Cerita yang digarap oleh sutradara Hedy Suryawan dan trio penulis skenario Lele Leila, Evelyn Afnila, dan Bonaventura D. Genta sedikit berbeda dari versi cerbungnya. Struktur pengisahannya enggak mengikuti apa yang dibawa dalam versi cerbungnya. Ada beberapa bagian penting yang ada di versi cerbungnya, enggak dibawa dalam versi filmnya. Perbedaaan ini justru menjadi nilai lebih karena film ini punya caranya sendiri untuk bercerita.
Perbedaan yang cukup terlihat juga ada pada penokohan. Genta dalam cerbung Keluarga Tak Kasat Mata digambarkan sebagai pekerja yang enggak sejahtera. Sedangkan, di versi filmnya, Genta yang diperankan Deva Mahenra, terkesan sebagai cowok superkeren. Begitu pu karakter teman sekantornya yang sebenarnya senasib. Padahal bakal terasa unik kalau karakteristik Genta dan teman-temannya dalam cerbung dipertahankan dalam film.

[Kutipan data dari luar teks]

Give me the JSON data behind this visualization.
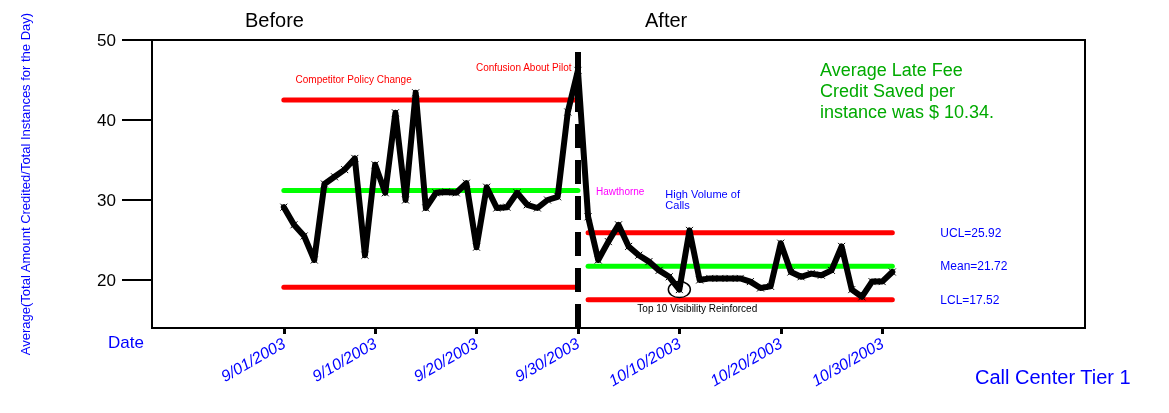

Selain itu, ada juga penambahan karakter cewek, yang sebenarnya enggak ada di versi cerbungnya. Sejujurnya, nihilnya keberadaan cewek membuat kisah cerbung Keluarga Tak Kasat Mata lebih mencekam. Di versi filmnya, keberadaan cewek-cewek ini sebenarnya enggak masalah karena membawa suasana yang baru dan beda dari versi cerbungnya.
Saat menonton Keluarga Tak Kasat Mata, kerasa banget tujuan utama film ini adalah bikin lo takut. Jadi, jangan heran kalau lo banyak nemuin adegan jumpscare yang bisa membuat lo enggak betah duduk di kursi saat menonton film ini.
Di balik keseramannya yang tiada henti, bagi Viki adegan jumpscare dalam Keluarga Tak Kasat Mata terasa sedikit berlebihan. Kalau lo baca cerbungnya, penceritaan saat ada penampakan setan dibuat seapik mungkin dan membuat lo parno. Sedangkan, adegan jumpscare di versi filmnya lebih pas dibilang random. Hasilnya, adegan jumpscare pun jadi ketebak dan enggak begitu seram seiring berjalannya film.
Harus diakui kalau film Keluarga Tak Kasat Mata mampu menyajikan sebuah pengalaman visual yang menarik. Efek CGI yang digunakan udah cukup mendukung tujuan utama film ini untuk menakuti penontonnya. Sayangnya, ada beberapa transisi adegan yang terasa kasar dan sedikit mengganggu. Namun, hal ini enggak bakal masalah karena lo sejatinya bakal lebih terganggu dengan keberadaan setan-setan yang siap mengganggu lo sepanjang lebih dari sejam penayangan.
Secara keseluruhan, Keluarga Tak Kasat Mata sebenarnya potensial banget untuk menjadi salah satu film horor Indonesia yang pernah ada. Terutama setelah melihat cerita orisinalnya yang begitu baik dan menghibur. Sayang, film ini terasa seperti masih belum mampu mencapai tingkatan yang udah diraih cerita orisinalnya. Entah, karena kisah cerbungnya memang terlalu epik, atau karena standar film horor Indonesia yang makin tinggi pasca gentayangannya Pengabdi Setan (2017).
Dari kisahnya yang agak gantung, kayaknya Keluarga Tak Kasat Mata bakal dilanjutin ke sekuelnya. Nah, semoga aja kalau beneran ada sekuelnya, semua kekurangan yang ada di film pertamanya bisa diperbaiki.